やがて二〇〇一年になり、部下が増えたP氏は嬉(うれ)しそうな顔をするときもあったが、根本的な問題は何一つ解決されていなかった。

そして五月に入ったある日、数ヶ月前から姿を現すようになっていたO部長という五十代後半の人物が私たちを会議に招集し、自分が新たにリーダーを務めることを同席するP氏に配慮しながら発表した。

O氏は親会社の意を受けてX社に来た人であるらしく、三十人ほど社員がいる企業で主人公として振る舞っていたP氏はあっけなく感じるほどの早さで権力を失った。

一蓮托生(いちれんたくしょう)の関係にあると思っていた彼が外され、私はO氏のもとで今までの遅れを短期間で取り戻す任務を与えられた。

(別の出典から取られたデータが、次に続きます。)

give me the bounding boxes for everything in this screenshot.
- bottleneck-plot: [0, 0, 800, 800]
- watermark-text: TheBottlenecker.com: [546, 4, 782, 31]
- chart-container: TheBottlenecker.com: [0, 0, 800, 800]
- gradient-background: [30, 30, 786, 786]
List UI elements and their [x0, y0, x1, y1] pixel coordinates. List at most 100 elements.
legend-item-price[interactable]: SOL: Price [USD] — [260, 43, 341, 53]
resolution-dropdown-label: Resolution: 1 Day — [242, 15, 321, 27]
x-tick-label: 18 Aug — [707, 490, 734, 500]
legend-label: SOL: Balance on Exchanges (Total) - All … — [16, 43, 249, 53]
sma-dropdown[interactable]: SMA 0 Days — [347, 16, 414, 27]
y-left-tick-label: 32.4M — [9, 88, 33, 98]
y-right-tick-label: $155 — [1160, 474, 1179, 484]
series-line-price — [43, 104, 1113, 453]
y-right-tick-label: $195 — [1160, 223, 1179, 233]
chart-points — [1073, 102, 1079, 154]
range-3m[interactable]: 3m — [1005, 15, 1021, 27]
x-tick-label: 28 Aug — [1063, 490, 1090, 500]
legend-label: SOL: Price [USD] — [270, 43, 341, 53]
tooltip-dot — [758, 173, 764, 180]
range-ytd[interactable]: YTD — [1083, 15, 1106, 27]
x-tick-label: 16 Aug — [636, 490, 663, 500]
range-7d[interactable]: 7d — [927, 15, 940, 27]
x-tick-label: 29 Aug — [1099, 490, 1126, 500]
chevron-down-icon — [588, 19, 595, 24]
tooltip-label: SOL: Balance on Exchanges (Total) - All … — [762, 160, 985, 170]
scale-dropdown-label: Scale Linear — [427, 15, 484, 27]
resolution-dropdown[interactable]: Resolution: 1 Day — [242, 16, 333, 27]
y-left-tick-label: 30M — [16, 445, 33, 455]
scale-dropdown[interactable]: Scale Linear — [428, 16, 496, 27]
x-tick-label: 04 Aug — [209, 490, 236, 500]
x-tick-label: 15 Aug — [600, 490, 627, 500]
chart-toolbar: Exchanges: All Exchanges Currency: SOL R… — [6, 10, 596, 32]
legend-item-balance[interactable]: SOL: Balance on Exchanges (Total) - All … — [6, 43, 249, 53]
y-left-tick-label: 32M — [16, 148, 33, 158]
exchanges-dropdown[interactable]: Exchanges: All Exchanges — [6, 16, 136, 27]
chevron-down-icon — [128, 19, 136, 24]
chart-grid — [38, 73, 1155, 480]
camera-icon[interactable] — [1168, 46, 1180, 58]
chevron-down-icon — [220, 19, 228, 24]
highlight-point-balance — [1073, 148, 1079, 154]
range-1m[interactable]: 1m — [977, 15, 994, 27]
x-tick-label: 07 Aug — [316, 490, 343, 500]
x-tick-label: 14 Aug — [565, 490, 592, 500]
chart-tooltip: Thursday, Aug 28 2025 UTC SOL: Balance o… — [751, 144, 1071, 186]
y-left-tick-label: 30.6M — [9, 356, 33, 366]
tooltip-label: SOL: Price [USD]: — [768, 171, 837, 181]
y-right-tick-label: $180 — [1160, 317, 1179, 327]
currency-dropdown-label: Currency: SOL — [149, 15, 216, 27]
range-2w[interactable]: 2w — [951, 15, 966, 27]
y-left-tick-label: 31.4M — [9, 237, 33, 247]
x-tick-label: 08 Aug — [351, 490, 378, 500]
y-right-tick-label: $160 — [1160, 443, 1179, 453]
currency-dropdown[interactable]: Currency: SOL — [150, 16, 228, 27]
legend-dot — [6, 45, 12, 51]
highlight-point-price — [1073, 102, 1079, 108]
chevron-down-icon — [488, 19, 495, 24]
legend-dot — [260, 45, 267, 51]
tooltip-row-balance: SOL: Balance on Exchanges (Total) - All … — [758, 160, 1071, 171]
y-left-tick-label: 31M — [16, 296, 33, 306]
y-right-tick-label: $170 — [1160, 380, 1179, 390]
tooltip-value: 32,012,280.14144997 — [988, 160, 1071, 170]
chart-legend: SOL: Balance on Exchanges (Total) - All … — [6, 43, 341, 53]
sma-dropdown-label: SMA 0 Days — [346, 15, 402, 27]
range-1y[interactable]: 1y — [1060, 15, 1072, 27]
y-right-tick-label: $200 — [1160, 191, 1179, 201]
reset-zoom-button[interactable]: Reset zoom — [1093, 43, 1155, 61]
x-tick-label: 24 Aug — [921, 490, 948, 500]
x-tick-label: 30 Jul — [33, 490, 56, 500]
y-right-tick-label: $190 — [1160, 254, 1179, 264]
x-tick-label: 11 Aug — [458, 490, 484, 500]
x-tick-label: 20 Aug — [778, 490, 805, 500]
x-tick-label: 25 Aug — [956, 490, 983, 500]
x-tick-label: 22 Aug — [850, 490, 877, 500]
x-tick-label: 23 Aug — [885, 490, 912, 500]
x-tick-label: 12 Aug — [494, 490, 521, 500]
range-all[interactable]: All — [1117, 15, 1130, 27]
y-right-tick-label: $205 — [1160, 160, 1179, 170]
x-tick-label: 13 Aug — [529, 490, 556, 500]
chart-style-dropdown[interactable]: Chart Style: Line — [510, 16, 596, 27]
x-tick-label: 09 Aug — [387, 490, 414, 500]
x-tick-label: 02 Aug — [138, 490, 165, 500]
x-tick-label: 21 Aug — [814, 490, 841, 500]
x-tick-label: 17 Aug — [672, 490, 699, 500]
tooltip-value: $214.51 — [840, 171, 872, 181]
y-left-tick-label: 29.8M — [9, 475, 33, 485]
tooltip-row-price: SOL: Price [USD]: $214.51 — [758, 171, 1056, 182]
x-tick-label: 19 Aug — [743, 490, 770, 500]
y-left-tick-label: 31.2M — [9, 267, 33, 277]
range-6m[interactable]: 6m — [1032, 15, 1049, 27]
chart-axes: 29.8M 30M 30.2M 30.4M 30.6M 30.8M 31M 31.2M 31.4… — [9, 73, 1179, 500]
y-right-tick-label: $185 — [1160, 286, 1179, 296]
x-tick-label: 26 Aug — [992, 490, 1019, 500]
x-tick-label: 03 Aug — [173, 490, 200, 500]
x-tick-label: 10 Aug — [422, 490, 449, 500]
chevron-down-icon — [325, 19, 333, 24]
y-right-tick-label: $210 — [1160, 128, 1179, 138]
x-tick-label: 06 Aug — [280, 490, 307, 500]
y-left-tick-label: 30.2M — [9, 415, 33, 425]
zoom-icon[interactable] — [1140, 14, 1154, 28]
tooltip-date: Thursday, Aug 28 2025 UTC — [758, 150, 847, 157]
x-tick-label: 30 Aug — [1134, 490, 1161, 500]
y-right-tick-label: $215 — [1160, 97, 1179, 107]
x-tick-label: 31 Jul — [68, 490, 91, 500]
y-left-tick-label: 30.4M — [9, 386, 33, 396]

彼のおかげで余分な事情が蓄積していたのに加えて課題のハードルが上がって私が厳しい状況に置かれる一方、任を解かれた彼は恨み言を述べ、自分を正当化する発言を繰り返す日々を送ることになった。

問題の原因を他人に求める習慣や考え方を変えられない彼はO氏をけなし、「Aさんを雇ったのは失敗だった」と重々しく語り、そして今までと同様に大企業体質の問題や創造性を軽視する教育の問題について熱く語っていた。

世の知識人が口にするのと同じ論調と伝聞に基づいて問題を語る彼は、自身が数々の問題を引き起こしてX社を不利にした事実からは最後まで逃げ続けていた。